Code:signed int num;
num = (signed int) 777755849 << 5;
cout << num << endl;
That worked for the first number generated, but then:
C++:
ix = -9054424
ix = 9054354
The first number is the initial then the second is shifted 17 to the right
and Fortran:
ix = -9054424
ix = -9066350
under the same calculation
Also, I forgot to say the exact calculation includes an exclusive or, the reason I left this out was because I determined the problem with the calculation was with the shift. The calculation is this:
Code:ix = ix ^ (ix >> 17);
Code:#include <iostream>
void foo(int ix)
{
std::cout << "foo: ix = " << ix << std::endl;
std::cout << "foo: ix >> 17 = " << (ix >> 17) << std::endl;
ix = ix ^ (ix >> 17);
std::cout << "foo: ix = " << ix << std::endl;
}
void bar(int ix)
{
std::cout << "bar: ix = " << ix << std::endl;
std::cout << "bar: (unsigned)ix >> 17 = " << ((unsigned)ix >> 17) << std::endl;
ix = ix ^ ((unsigned)ix >> 17);
std::cout << "bar: ix = " << ix << std::endl;
}
int main()
{
foo(-9054424);
bar(-9054424);
return 0;
}
/* my output
foo: ix = -9054424
foo: ix >> 17 = -70
foo: ix = 9054354
bar: ix = -9054424
bar: (unsigned)ix >> 17 = 32698
bar: ix = -9066350
*/
Confirming what Dave posted, it looks like you need to cast to unsigned int before you do any shift operation:
Which is the opposite of what I posted before. :DCode:num = num ^ static_cast<unsigned int>(num) >> 17;
The Fortran bit shifts eventually loops to zero and so the Fortran after shifting to the left enough will get to zero and stop. The C++ shift however will keep looping (it will go to 1, and then keep going). So does anyone know how to make the C not go to one (for example, a different shift command)

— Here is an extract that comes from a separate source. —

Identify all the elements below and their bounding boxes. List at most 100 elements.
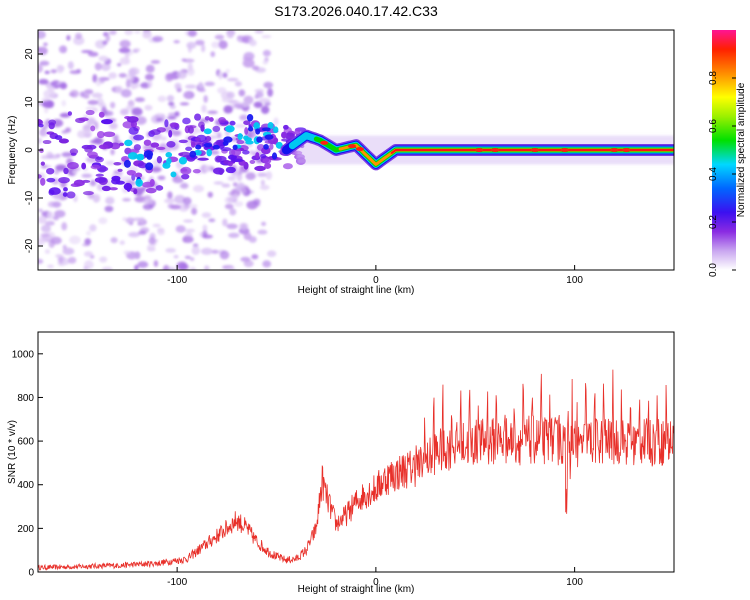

Perhaps you should post some code, because as long as you cast to unsigned it should go to 0. For example:
Code:#include <iostream>
#include <climits>
using namespace std;
int main()
{
int num = 0x1;
cout << hex << num << dec << endl;
for (int i=0; i<sizeof(int)*CHAR_BIT; ++i)
{
num = static_cast<unsigned int>(num) << 1;
cout << hex << num << dec << endl;
}
}
If you're simply trying to generate a random number, it's easy in C/C++. You can use the standard rand() function. And, here's the cprogramming.com tutorial.Quote:
...random number generator convertion.
Playing around with bits is always fun, but it can be tricky in C/C++ because an integer can be 16, 32, or even 64 bits depending on the system.
You can get larger range in C++ by using 64 bits. But how are you determining this precison? I wouldn't trust the Fortran write routines. You should also look at an assembly listing or manual to find the exact shifting and types the Fortran compiler is using.Quote:
Hmm, well I think I found the problem, but I don't know if it is solvable. I realized that the integers in the Fortran code are not actually 4 bytes long (as was initially told) but actually just have a precision to 9 decimal digits (-999999999 to 999999999). This would mean that any bit shift using normally declared variables in C are going to be different because of the precision. Anyt thoughts on how to get around this would be apreciated, also please note that the Fortran code cannot change.